Au pays, la majorité silencieuse, horrifiée par les images qui défilent chaque soir sur les téléviseur et fatiguée de l'inflation qui ronge l'économie, réclame la fin de cette guerre coûteuse et le retour des G.I.

C'est dans ce climat électrique que Nixon doit manœuvrer pour construire une «Paix dans l'honneur». Pragmatique, il tentera de satisfaire une opinion publique qui réclame le retour des "Boy's", tout en évitant l'humiliation d'une capitulation qui donnerait raison au bloc communiste. 


Nixon : le désengagement

Le 20 janvier 1969, Richard Nixon prête serment comme 37e président des États-Unis. Il sait que la grande tâche de son mandat est de mettre fin à la guerre au Vietnam, mais il ne peut pas partir en laissant le Sud-Vietnam tomber immédiatement.

Ce serait admettre que des dizaines de milliers de soldats américains sont morts pour rien, que vingt ans d'engagement ont produit une défaite totale, que la théorie des dominos était une chimère.

Surtout, si l'Amérique donne l'impression de quitter le Vietnam impuissante et battue, elle renvoie une image de faiblesse qui pourrait entâcher son honneur et surtout sa crédibilité à l'international. Nixon le dit lui-même : 

«Je ne serai pas le premier président américain à perdre une guerre.»



Richard Nixon en Pennsylvanie, pendant sa campagne.
Il a été élu avec la promesse d'arrêter la Guerre au Vietnam, mais il est pragmatique : le retrait des États-Unis doit se dérouler progressivement, pour montrer que l'Amérique garde le contrôle.

Partir sans perdre

Nixon opte pour un compromis : la "Vietnamisation". Il s'agit de transférer progressivement la responsabilité des combats à l'armée sud-vietnamienne tout en retirant les soldats américains. 

Les Vietnamiens se battront pour leur propre pays.
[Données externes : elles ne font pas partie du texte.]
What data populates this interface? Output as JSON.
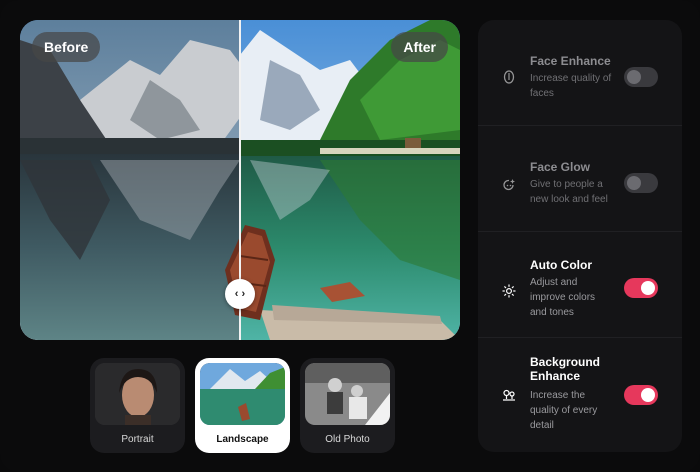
{
  "viewer": {
    "before_label": "Before",
    "after_label": "After",
    "handle_icon": "arrows-horizontal-icon",
    "split_fraction": 0.5
  },
  "presets": [
    {
      "label": "Portrait",
      "active": false
    },
    {
      "label": "Landscape",
      "active": true
    },
    {
      "label": "Old Photo",
      "active": false
    }
  ],
  "options": [
    {
      "title": "Face Enhance",
      "desc": "Increase quality of faces",
      "enabled": false,
      "icon": "face-outline-icon"
    },
    {
      "title": "Face Glow",
      "desc": "Give to people a new look and feel",
      "enabled": false,
      "icon": "glow-sparkle-icon"
    },
    {
      "title": "Auto Color",
      "desc": "Adjust and improve colors and tones",
      "enabled": true,
      "icon": "sun-icon"
    },
    {
      "title": "Background Enhance",
      "desc": "Increase the quality of every detail",
      "enabled": true,
      "icon": "landscape-icon"
    }
  ],
  "colors": {
    "accent": "#e6385c",
    "panel": "#141416",
    "background": "#0b0b0c"
  }
}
La guerre continuera, mais elle ne coûtera plus la vie à des américains.



Soldats du Sud lors de l'offensive du Têt. 

Le problème est celui qu'on a vu avec Bảo Đại, avec Diem, avec tous les gouvernements de Saigon qui se sont succédé depuis 1954 : l'État Sud-Vietnamien est faible. 

L'armée du Sud dispose de matériel américain et d'une bonne formation, mais elle n'a pas de cause mobilisatrice puissante. Elle est commandée par des officiers souvent corrompus, et combat pour un gouvernement qui n'a jamais réussi à s'ancrer dans la population.

En face, l'Armée du Nord et le FNL sont moins bien équipées, mais sont composées de soldats déterminés et prêts à mourir pour leur cause.



Des soldats Sud-Vietnamiens arrêtent un combattant du Viêt Cong après l'offensive du Têt

L'armée du Sud peut tenir face à des offensives limitées, avec un soutien aérien américain massif. Elle ne peut pas tenir seule face à un ennemi aussi déterminé que le Viêt-Cong. Tout le monde le sait. Nixon aussi. Mais le but n'est plus de gagner la guerre, c'est d'en sortir. 

Si le Sud-Vietnam s'effondre après le départ des américains, on pourra rejeter sur la responsabilité de la défaite sur les Vietnamiens eux-mêmes.



Nixon avec Thieu, le président Sud-Vietnamien de 1965 à 1975

Le retrait américains s'amorce et s'étale sur plusieurs années : 540 000 soldats en 1969, 280 000 en 1971, 50 000 en 1972.


En parallèle : l'extension du conflit

Pour protéger le retrait des GI’s et donner de l'air au régime de Saïgon, Nixon va lancer d'ultimes campagnes pour écraser le Nord et les Viêt Cong. Ainsi, le départ progressif des américains coïncide aussi avec une extension du conflit. 

En 1970, pour détruire la Pist Hô Chi Minh et traquer les communistes vietnamiens qui se cachent dans la jungle frontalière, le président américain autorise une intervention au Cambodge.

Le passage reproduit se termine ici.